2010/12/28 Lukas Lueg email@example.com
Consider the following code:
def foobar(x): for i in range(5): x[i] = i
The bytecode in python 2.7 is the following:
2 0 SETUP_LOOP 30 (to 33) 3 LOAD_GLOBAL 0 (range) 6 LOAD_CONST 1 (5) 9 CALL_FUNCTION 1 12 GET_ITER
>> 13 FOR_ITER 16 (to 32) 16 STORE_FAST 1 (i)
3 19 LOAD_FAST 1 (i) 22 LOAD_FAST 0 (x) 25 LOAD_FAST 1 (i) 28 STORE_SUBSCR 29 JUMP_ABSOLUTE 13
>> 32 POP_BLOCK >> 33 LOAD_CONST 0 (None) 36 RETURN_VALUE
Can't we optimize the LOAD_FAST in lines 19 and 25 to a single load and put the reference twice on the stack? There is no way that the reference of i might change in between the two lines.
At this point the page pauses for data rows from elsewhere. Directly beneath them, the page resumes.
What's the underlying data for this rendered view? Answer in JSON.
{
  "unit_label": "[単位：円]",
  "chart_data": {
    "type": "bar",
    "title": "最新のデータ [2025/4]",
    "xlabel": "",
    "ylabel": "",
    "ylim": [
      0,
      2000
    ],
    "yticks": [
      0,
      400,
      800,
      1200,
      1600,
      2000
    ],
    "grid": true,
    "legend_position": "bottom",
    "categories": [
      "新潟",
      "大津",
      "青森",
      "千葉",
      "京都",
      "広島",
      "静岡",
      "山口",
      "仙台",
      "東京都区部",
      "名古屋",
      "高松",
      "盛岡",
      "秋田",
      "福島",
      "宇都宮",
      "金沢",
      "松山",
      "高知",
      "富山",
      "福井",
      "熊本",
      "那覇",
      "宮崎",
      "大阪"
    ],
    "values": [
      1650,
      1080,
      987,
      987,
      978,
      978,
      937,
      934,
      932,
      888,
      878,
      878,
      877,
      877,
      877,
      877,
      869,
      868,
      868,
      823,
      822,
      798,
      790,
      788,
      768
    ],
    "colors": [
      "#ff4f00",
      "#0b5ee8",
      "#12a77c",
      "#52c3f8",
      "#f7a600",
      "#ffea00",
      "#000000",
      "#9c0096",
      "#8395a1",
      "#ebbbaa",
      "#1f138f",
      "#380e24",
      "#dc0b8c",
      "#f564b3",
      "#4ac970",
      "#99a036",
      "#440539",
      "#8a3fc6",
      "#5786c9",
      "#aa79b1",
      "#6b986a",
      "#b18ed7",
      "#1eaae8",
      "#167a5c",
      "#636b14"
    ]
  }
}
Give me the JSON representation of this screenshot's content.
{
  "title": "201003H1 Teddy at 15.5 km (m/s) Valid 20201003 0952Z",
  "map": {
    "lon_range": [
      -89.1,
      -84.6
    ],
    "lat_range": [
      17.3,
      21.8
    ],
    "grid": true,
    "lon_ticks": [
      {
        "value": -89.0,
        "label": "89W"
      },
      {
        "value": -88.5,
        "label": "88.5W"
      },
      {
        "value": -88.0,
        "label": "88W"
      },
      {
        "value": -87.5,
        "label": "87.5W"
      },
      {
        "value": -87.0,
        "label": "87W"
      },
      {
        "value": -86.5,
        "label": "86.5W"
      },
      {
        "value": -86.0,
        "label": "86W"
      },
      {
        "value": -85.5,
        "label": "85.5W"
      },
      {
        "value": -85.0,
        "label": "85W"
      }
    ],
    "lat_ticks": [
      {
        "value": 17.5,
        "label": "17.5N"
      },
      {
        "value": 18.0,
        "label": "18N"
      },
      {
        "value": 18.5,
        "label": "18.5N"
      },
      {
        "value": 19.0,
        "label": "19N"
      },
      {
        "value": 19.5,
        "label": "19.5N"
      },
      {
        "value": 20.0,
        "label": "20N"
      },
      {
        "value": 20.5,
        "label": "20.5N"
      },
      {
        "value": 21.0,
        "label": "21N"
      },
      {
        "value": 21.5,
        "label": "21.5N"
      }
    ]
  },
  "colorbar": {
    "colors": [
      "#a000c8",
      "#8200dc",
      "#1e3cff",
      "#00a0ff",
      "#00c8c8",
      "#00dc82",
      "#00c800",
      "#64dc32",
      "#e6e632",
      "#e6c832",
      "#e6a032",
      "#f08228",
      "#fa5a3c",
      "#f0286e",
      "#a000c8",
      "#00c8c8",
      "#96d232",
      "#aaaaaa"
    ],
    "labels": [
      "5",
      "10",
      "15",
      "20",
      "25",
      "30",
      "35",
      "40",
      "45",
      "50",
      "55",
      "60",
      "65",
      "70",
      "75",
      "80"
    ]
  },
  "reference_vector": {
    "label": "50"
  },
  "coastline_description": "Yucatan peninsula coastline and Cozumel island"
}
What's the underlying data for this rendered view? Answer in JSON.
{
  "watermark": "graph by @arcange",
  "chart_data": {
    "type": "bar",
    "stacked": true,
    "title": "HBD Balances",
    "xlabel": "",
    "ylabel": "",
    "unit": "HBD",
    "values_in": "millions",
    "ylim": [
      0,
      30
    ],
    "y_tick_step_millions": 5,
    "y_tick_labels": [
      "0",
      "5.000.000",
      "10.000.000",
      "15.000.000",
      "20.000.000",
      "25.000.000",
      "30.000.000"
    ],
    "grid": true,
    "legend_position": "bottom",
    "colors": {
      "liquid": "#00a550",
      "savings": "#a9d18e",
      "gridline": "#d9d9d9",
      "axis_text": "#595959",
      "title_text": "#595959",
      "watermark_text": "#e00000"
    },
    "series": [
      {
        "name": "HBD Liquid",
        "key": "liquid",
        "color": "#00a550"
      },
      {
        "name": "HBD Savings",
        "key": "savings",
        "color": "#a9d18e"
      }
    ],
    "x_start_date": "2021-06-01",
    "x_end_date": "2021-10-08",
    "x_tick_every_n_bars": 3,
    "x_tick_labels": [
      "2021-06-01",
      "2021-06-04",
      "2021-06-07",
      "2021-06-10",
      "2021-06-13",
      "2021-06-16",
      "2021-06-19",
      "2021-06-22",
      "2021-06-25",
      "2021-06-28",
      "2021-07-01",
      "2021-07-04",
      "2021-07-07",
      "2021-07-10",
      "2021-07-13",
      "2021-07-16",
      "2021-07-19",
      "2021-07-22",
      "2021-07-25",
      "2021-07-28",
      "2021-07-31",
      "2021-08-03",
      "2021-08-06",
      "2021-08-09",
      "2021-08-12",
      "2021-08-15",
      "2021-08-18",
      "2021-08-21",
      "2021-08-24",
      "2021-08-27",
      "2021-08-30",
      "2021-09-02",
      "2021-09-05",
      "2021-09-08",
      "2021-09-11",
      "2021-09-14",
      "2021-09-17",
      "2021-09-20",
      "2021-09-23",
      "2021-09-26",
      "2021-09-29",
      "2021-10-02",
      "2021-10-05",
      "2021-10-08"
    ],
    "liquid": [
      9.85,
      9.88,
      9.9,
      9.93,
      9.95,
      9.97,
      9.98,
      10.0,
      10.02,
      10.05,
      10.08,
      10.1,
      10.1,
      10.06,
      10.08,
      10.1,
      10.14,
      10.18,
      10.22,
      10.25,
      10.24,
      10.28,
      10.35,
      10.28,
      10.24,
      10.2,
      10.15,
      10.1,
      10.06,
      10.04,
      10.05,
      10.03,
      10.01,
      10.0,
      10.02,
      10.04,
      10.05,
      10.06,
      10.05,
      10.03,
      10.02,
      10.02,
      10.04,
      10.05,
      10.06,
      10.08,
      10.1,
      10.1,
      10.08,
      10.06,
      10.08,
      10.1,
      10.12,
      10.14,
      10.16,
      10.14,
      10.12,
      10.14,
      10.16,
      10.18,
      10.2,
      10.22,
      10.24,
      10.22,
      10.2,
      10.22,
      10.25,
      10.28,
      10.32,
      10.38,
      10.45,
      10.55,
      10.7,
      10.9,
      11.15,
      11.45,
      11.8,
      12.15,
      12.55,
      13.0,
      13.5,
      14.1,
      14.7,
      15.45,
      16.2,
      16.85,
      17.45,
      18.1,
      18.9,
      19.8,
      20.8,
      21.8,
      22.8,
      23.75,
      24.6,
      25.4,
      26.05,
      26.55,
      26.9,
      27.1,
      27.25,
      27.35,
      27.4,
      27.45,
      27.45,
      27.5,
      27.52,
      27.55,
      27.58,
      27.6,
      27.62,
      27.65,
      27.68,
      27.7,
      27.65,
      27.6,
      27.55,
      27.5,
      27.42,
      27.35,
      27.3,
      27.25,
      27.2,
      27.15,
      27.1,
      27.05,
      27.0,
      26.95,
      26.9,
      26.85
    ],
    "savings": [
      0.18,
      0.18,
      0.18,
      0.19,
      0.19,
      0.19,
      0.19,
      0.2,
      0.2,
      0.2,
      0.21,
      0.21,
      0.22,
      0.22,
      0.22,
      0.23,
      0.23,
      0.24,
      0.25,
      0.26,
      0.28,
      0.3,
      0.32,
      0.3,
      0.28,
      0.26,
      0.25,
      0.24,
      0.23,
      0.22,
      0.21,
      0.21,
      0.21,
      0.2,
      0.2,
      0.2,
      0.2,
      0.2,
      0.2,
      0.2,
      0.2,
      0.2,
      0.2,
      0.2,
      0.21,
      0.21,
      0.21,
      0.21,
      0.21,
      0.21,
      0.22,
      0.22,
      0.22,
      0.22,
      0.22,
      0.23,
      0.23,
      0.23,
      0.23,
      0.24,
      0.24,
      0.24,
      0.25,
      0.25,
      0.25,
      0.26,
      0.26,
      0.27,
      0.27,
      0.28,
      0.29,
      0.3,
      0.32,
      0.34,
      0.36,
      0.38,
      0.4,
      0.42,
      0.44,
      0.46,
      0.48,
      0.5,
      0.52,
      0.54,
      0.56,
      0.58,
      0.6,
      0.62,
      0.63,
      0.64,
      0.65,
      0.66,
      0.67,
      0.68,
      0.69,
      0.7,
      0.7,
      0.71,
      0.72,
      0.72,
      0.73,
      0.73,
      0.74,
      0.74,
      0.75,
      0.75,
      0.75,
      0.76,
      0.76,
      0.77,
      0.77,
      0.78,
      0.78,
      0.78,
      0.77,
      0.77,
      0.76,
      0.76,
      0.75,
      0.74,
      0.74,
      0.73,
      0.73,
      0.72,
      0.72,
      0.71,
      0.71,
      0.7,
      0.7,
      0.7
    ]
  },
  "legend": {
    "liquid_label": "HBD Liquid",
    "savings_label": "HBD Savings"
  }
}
Also, the load_fast in lne 22 to reference x could be taken out of the loop as x will always point to the same object....
Yes, you can, but you need:
It's not that simple, and the results aren't guaranteed to be good.
Also, consider that Python, as a dynamic-and-not-statically-compiled language need to find a good trade-off between compilation time and execution.
Just to be clear, a C program is usually compiled once, then executed, so you can spend even hours to better optimize the final binary code.
With a dynamic language, usually the code is compiled and the executed as needed, in "realtime". So it isn't practical neither desirable having to wait too much time before execution begins (the "startup" problem).
Python stays in a "gray area", because modules are usually compiled once (when they are first used), and executed many times, but it isn't the only case.
You cannot assume that optimization techniques used on other (static) languages can be used/ported in Python.